Whistleblower: Erster Gerichtstermin für Bradley Manning festgesetzt

Das US-Militär eröffnet das Verfahren gegen Bradley Manning. Der wegen Spionage angeklagte US-Soldat müsse am 16. Dezember 2011 erstmals vor einem Militärgericht in Fort Meade im US-Bundesstaat Maryland erscheinen, berichtet David Coombs in seinem Blog(öffnet im neuen Fenster) . Coombs ist Militäranwalt und wird Manning vor Gericht vertreten.
Voruntersuchung
Bei dem Termin handelt es um eine sogenannte Artikel-32-Anhörung(öffnet im neuen Fenster) . Das ist das Pendant der Militärgerichtsbarkeit zu einer Voruntersuchung vor einem zivilen Gericht. Dabei soll geklärt werden, ob die Anklage genug Beweise vorlegen kann, um ein Verfahren zu eröffnen.
Die Anhörung ist auf fünf Tage angesetzt. Anklage wie Verteidigung dürften Zeugen aufrufen, die dann unter Eid aussagen, schreibt Coombs.

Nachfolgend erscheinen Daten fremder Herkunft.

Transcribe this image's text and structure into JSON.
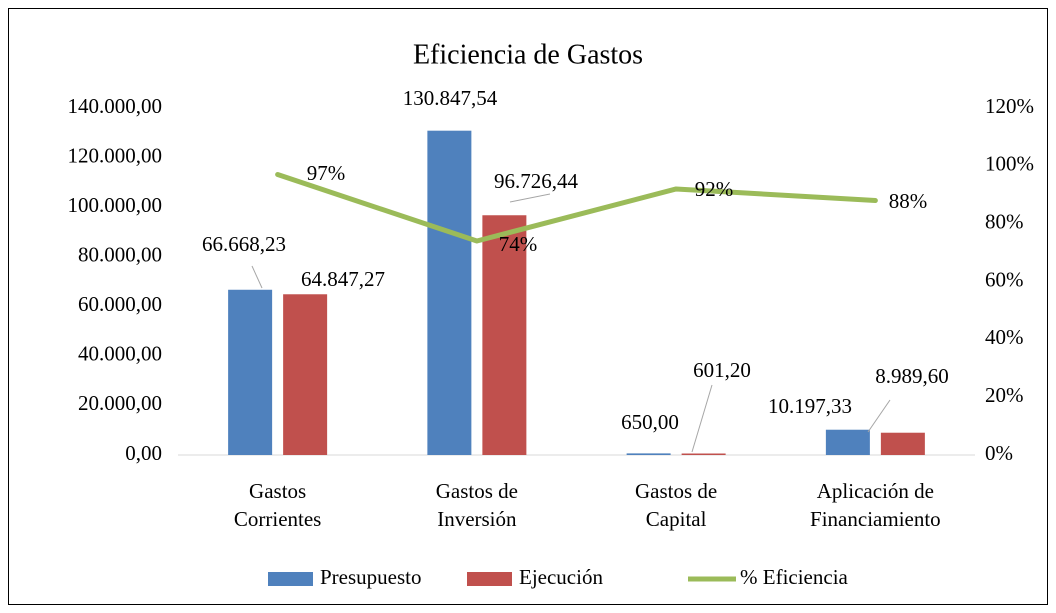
{
  "chart_data": {
    "type": "bar-line",
    "title": "Eficiencia de Gastos",
    "categories": [
      [
        "Gastos",
        "Corrientes"
      ],
      [
        "Gastos de",
        "Inversión"
      ],
      [
        "Gastos de",
        "Capital"
      ],
      [
        "Aplicación de",
        "Financiamiento"
      ]
    ],
    "series": [
      {
        "name": "Presupuesto",
        "type": "bar",
        "color": "#4f81bd",
        "values": [
          66668.23,
          130847.54,
          650,
          10197.33
        ],
        "value_labels": [
          "66.668,23",
          "130.847,54",
          "650,00",
          "10.197,33"
        ]
      },
      {
        "name": "Ejecución",
        "type": "bar",
        "color": "#c0504d",
        "values": [
          64847.27,
          96726.44,
          601.2,
          8989.6
        ],
        "value_labels": [
          "64.847,27",
          "96.726,44",
          "601,20",
          "8.989,60"
        ]
      },
      {
        "name": "% Eficiencia",
        "type": "line",
        "axis": "y2",
        "color": "#9bbb59",
        "values": [
          97,
          74,
          92,
          88
        ],
        "value_labels": [
          "97%",
          "74%",
          "92%",
          "88%"
        ]
      }
    ],
    "ylim": [
      0,
      140000
    ],
    "yticks": [
      {
        "value": 0,
        "label": "0,00"
      },
      {
        "value": 20000,
        "label": "20.000,00"
      },
      {
        "value": 40000,
        "label": "40.000,00"
      },
      {
        "value": 60000,
        "label": "60.000,00"
      },
      {
        "value": 80000,
        "label": "80.000,00"
      },
      {
        "value": 100000,
        "label": "100.000,00"
      },
      {
        "value": 120000,
        "label": "120.000,00"
      },
      {
        "value": 140000,
        "label": "140.000,00"
      }
    ],
    "y2lim": [
      0,
      120
    ],
    "y2ticks": [
      {
        "value": 0,
        "label": "0%"
      },
      {
        "value": 20,
        "label": "20%"
      },
      {
        "value": 40,
        "label": "40%"
      },
      {
        "value": 60,
        "label": "60%"
      },
      {
        "value": 80,
        "label": "80%"
      },
      {
        "value": 100,
        "label": "100%"
      },
      {
        "value": 120,
        "label": "120%"
      }
    ],
    "legend": "bottom"
  }
}
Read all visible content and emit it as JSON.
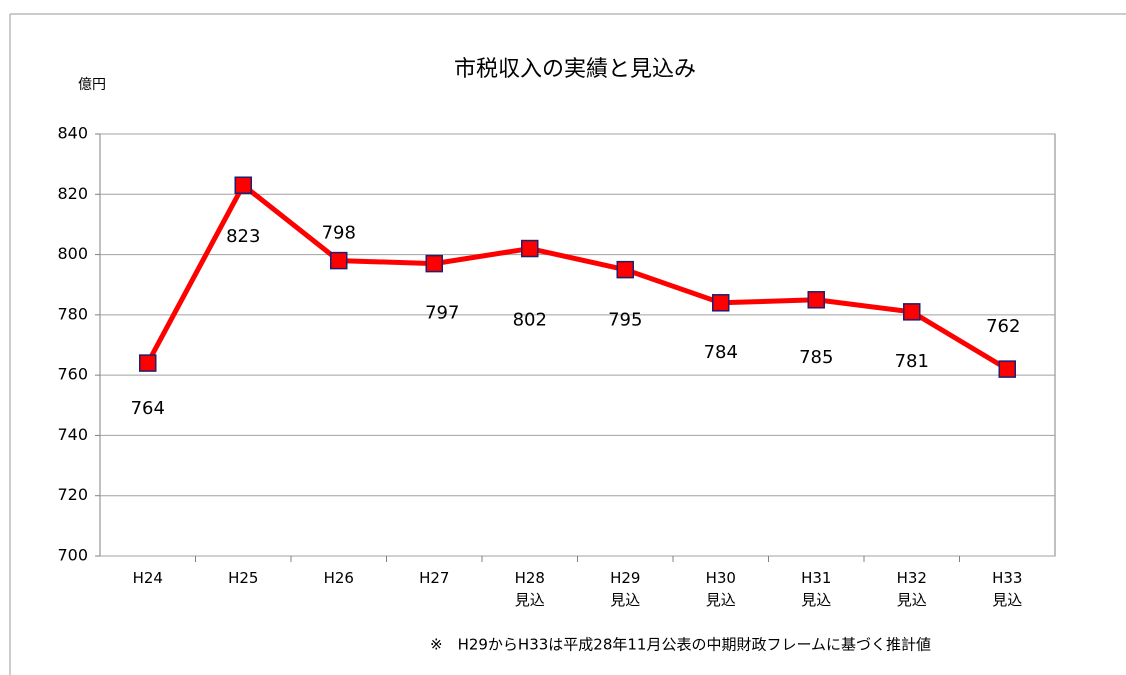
{
  "chart_data": {
    "type": "line",
    "title": "市税収入の実績と見込み",
    "y_label": "億円",
    "categories": [
      "H24",
      "H25",
      "H26",
      "H27",
      "H28\n見込",
      "H29\n見込",
      "H30\n見込",
      "H31\n見込",
      "H32\n見込",
      "H33\n見込"
    ],
    "series": [
      {
        "name": "市税収入",
        "color": "#ff0000",
        "marker_color": "#ff0000",
        "marker_edge": "#1f1f6e",
        "values": [
          764,
          823,
          798,
          797,
          802,
          795,
          784,
          785,
          781,
          762
        ]
      }
    ],
    "ylim": [
      700,
      840
    ],
    "yticks": [
      700,
      720,
      740,
      760,
      780,
      800,
      820,
      840
    ],
    "grid": true,
    "note": "※　H29からH33は平成28年11月公表の中期財政フレームに基づく推計値"
  }
}
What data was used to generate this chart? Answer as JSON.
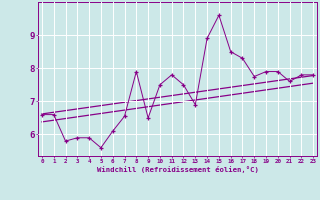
{
  "x_data": [
    0,
    1,
    2,
    3,
    4,
    5,
    6,
    7,
    8,
    9,
    10,
    11,
    12,
    13,
    14,
    15,
    16,
    17,
    18,
    19,
    20,
    21,
    22,
    23
  ],
  "y_scatter": [
    6.6,
    6.6,
    5.8,
    5.9,
    5.9,
    5.6,
    6.1,
    6.55,
    7.9,
    6.5,
    7.5,
    7.8,
    7.5,
    6.9,
    8.9,
    9.6,
    8.5,
    8.3,
    7.75,
    7.9,
    7.9,
    7.6,
    7.8,
    7.8
  ],
  "line1_x": [
    0,
    23
  ],
  "line1_y": [
    6.62,
    7.78
  ],
  "line2_x": [
    0,
    23
  ],
  "line2_y": [
    6.38,
    7.55
  ],
  "bg_color": "#cce8e8",
  "line_color": "#880088",
  "grid_color": "#ffffff",
  "xlabel": "Windchill (Refroidissement éolien,°C)",
  "ylabel_ticks": [
    6,
    7,
    8,
    9
  ],
  "xlim": [
    -0.3,
    23.3
  ],
  "ylim": [
    5.35,
    10.0
  ],
  "figsize": [
    3.2,
    2.0
  ],
  "dpi": 100
}
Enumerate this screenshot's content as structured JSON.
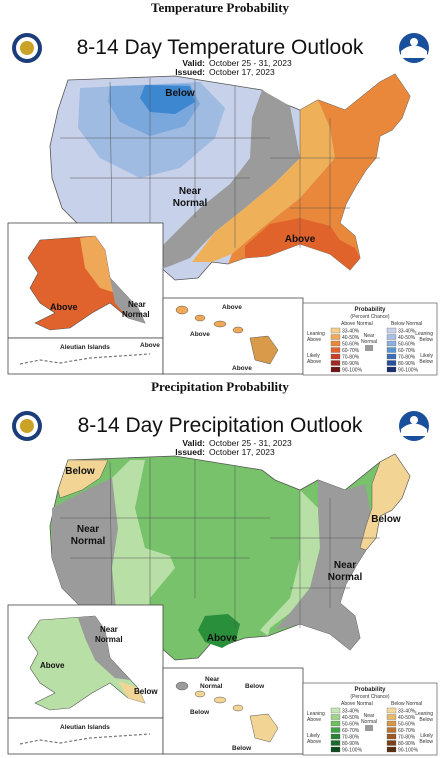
{
  "temp": {
    "section_title": "Temperature Probability",
    "map_title": "8-14 Day Temperature Outlook",
    "valid_label": "Valid:",
    "valid_value": "October 25 - 31, 2023",
    "issued_label": "Issued:",
    "issued_value": "October 17, 2023",
    "labels": {
      "below": "Below",
      "near": "Near",
      "normal": "Normal",
      "above": "Above",
      "ak_above": "Above",
      "ak_near": "Near",
      "ak_normal": "Normal",
      "aleutian": "Aleutian Islands",
      "aleutian_above": "Above",
      "hi_above1": "Above",
      "hi_above2": "Above",
      "hi_above3": "Above"
    },
    "legend": {
      "title": "Probability",
      "subtitle": "(Percent Chance)",
      "left_head": "Above Normal",
      "right_head": "Below Normal",
      "left_lean": "Leaning Above",
      "left_likely": "Likely Above",
      "right_lean": "Leaning Below",
      "right_likely": "Likely Below",
      "near_label": "Near Normal",
      "bins": [
        "33-40%",
        "40-50%",
        "50-60%",
        "60-70%",
        "70-80%",
        "80-90%",
        "90-100%"
      ],
      "left_colors": [
        "#f5cf8e",
        "#efab5a",
        "#e98a3a",
        "#e1642d",
        "#c9402a",
        "#a02820",
        "#6e1414"
      ],
      "right_colors": [
        "#c9d2ea",
        "#aabfe3",
        "#8db1dc",
        "#5b96d3",
        "#3c6fb8",
        "#2a4f9b",
        "#1b2f6e"
      ]
    }
  },
  "precip": {
    "section_title": "Precipitation Probability",
    "map_title": "8-14 Day Precipitation Outlook",
    "valid_label": "Valid:",
    "valid_value": "October 25 - 31, 2023",
    "issued_label": "Issued:",
    "issued_value": "October 17, 2023",
    "labels": {
      "below_nw": "Below",
      "near_w": "Near",
      "normal_w": "Normal",
      "above": "Above",
      "below_ne": "Below",
      "near_e": "Near",
      "normal_e": "Normal",
      "ak_near": "Near",
      "ak_normal": "Normal",
      "ak_above": "Above",
      "ak_below": "Below",
      "aleutian": "Aleutian Islands",
      "hi_near": "Near",
      "hi_normal": "Normal",
      "hi_below1": "Below",
      "hi_below2": "Below",
      "hi_below3": "Below"
    },
    "legend": {
      "title": "Probability",
      "subtitle": "(Percent Chance)",
      "left_head": "Above Normal",
      "right_head": "Below Normal",
      "left_lean": "Leaning Above",
      "left_likely": "Likely Above",
      "right_lean": "Leaning Below",
      "right_likely": "Likely Below",
      "near_label": "Near Normal",
      "bins": [
        "33-40%",
        "40-50%",
        "50-60%",
        "60-70%",
        "70-80%",
        "80-90%",
        "90-100%"
      ],
      "left_colors": [
        "#c6e7b5",
        "#9ed48a",
        "#6fbf5e",
        "#3fa046",
        "#2a8337",
        "#1b6a2b",
        "#0c4a1c"
      ],
      "right_colors": [
        "#f3d99b",
        "#e6b86a",
        "#d39849",
        "#b87634",
        "#9a5a26",
        "#7a421b",
        "#5a2d10"
      ]
    },
    "colors": {
      "lean_above": "#b8dfa6",
      "above": "#77c26a",
      "likely_above": "#2a8f3b",
      "below": "#f2d595",
      "near": "#9b9b9b"
    }
  }
}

Die Aussagen könnten später auch in einer Hauptverhandlung verwendet werden.
Hubschraubervideo und US-Depeschen
Die US-Behörden werfen Manning vor, der Enthüllungsplattform Wikileaks geheimes Material der US-Armee und des US-Außenministeriums zugespielt zu haben, darunter das aufsehenerregende Video eines Hubschrauberangriffs im Irak, bei dem 2007 mehrere Zivilisten getötet wurden, sowie rund 250.000 Depeschen von US-Diplomaten .
Manning war als Analyst des US-Militärgeheimdienstes im Irak eingesetzt. Als solcher hatte er Zugang zu geheimen Dokumenten. Er wurde im Mai 2010 verhaftet . Die Bedingungen seiner Untersuchungshaft im US-Militärgefängnis Quantico wurden mehrfach gerügt, unter anderem vom Folterbeauftragten der Vereinten Nationen.